1.   The concerned TSOs on a bidding zone border may propose a cap on the total compensation to be paid to all holders of curtailed long-term transmission rights in the relevant calendar year or the relevant calendar month in case of Direct Current interconnectors.
2.   The cap shall not be lower than the total amount of congestion income collected by the concerned TSOs on the bidding zone border in the relevant calendar year. In case of Direct Current interconnectors, TSOs may propose a cap not lower than the total congestion income collected by the concerned TSOs on the bidding zone border in the relevant calendar month.
3.   In case of several interconnectors operated by different TSOs on the same bidding zone border and subject to different regulatory regimes overseen by regulatory authorities, the total congestion income used for calculation of capped compensation pursuant to paragraph 2 may be dissociated between each interconnector. Such a division shall be proposed by the concerned TSOs and approved by the competent regulatory authorities.

 

Article 55
Compensation rules


Where TSOs propose to apply a cap referred to in Article 54, they shall jointly propose a set of compensation rules with regard to the applied cap.

 

Article 56
Firmness in the event of force majeure


1.   In the event of force majeure, TSOs may curtail long-term transmission rights. Such curtailment shall be undertaken in a coordinated manner following liaison with all TSOs directly affected.
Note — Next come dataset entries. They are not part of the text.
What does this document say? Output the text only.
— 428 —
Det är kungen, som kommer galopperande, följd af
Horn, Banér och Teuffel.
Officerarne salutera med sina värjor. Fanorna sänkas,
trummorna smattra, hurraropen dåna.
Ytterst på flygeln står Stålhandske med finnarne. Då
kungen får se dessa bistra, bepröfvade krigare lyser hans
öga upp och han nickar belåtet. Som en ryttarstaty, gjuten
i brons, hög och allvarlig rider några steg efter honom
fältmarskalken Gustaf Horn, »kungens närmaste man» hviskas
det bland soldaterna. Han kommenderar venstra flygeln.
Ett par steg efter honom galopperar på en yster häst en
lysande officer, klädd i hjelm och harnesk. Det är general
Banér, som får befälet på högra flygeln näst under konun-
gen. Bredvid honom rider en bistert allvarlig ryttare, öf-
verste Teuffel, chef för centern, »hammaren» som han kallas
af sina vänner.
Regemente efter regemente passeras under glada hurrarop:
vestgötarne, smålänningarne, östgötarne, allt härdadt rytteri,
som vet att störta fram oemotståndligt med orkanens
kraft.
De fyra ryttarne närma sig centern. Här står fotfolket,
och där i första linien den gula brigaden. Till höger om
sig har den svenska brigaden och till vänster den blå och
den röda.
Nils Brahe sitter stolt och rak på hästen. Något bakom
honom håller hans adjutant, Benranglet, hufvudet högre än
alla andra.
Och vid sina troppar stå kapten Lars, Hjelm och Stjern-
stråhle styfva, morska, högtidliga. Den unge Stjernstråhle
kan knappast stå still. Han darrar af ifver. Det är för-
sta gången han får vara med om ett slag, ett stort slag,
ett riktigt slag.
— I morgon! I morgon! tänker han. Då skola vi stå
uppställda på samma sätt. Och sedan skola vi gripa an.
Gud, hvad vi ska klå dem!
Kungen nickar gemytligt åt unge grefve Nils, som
2.   The TSO which invokes the force majeure shall publish a notification describing the nature of the force majeure and its probable duration.

 

3.   In the event of curtailment due to force majeure the concerned holders of long-term transmission rights shall receive compensation for the period of that force majeure by the TSO which invoked the force majeure. In this case, the compensation shall be equal to the amount initially paid for the concerned long-term transmission right during the forward allocation process.

 

4.   The TSO which invokes a force majeure shall make every possible effort to limit the consequences and duration of the force majeure.

 

5.   Where a Member State has so provided, upon request by the TSO concerned, the national regulatory authority shall assess whether an event qualifies as force majeure.

 

Article 61

Cost of ensuring firmness and remuneration of long-term transmission rights

 

1. The cost of ensuring firmness shall include costs incurred from compensation mechanisms associated with ensuring firmness of cross-zonal capacities as well as the cost of re-dispatching, countertrading and imbalance associated with compensating market participants and be borne by TSOs, to the extent possible in accordance with Article 16(6)(a) of Regulation (EC) No 714/2009.


2. When fixing or approving transmission tariffs or other appropriate mechanism in accordance with Article 37(1)(a) of Directive 2009/72/EC, and having regard to Article 14(1) of Regulation (EC) No 714/2009, regulatory authorities shall consider compensation payments as eligible costs provided that they are reasonable, efficient and proportionate.


3. Within six months after the approval of the methodology for sharing congestion income referred to in Article 57, all TSOs shall jointly develop a methodology for sharing costs incurred to ensure firmness and remuneration of long-term transmission rights. This methodology shall be consistent with the methodology for sharing congestion income from forward capacity allocation as referred to in Article 57.

 

Recital 11

 

Commission Regulation (EU) 2015/1222 establishes a day-ahead firmness deadline and a related compensation regime for long-term transmission rights curtailed after such deadline. Similarly, long-term transmission rights curtailed before the day-ahead firmness deadline should be reimbursed or compensated by TSOs to the long-term transmission rights holders.

 

Recital 12

 

Caps on the compensation to be paid to holders whose long-term transmission rights have been curtailed before the day-ahead firmness deadline may be introduced, taking into the account the liquidity of the relevant markets and the possibility for market participants to adjust their positions.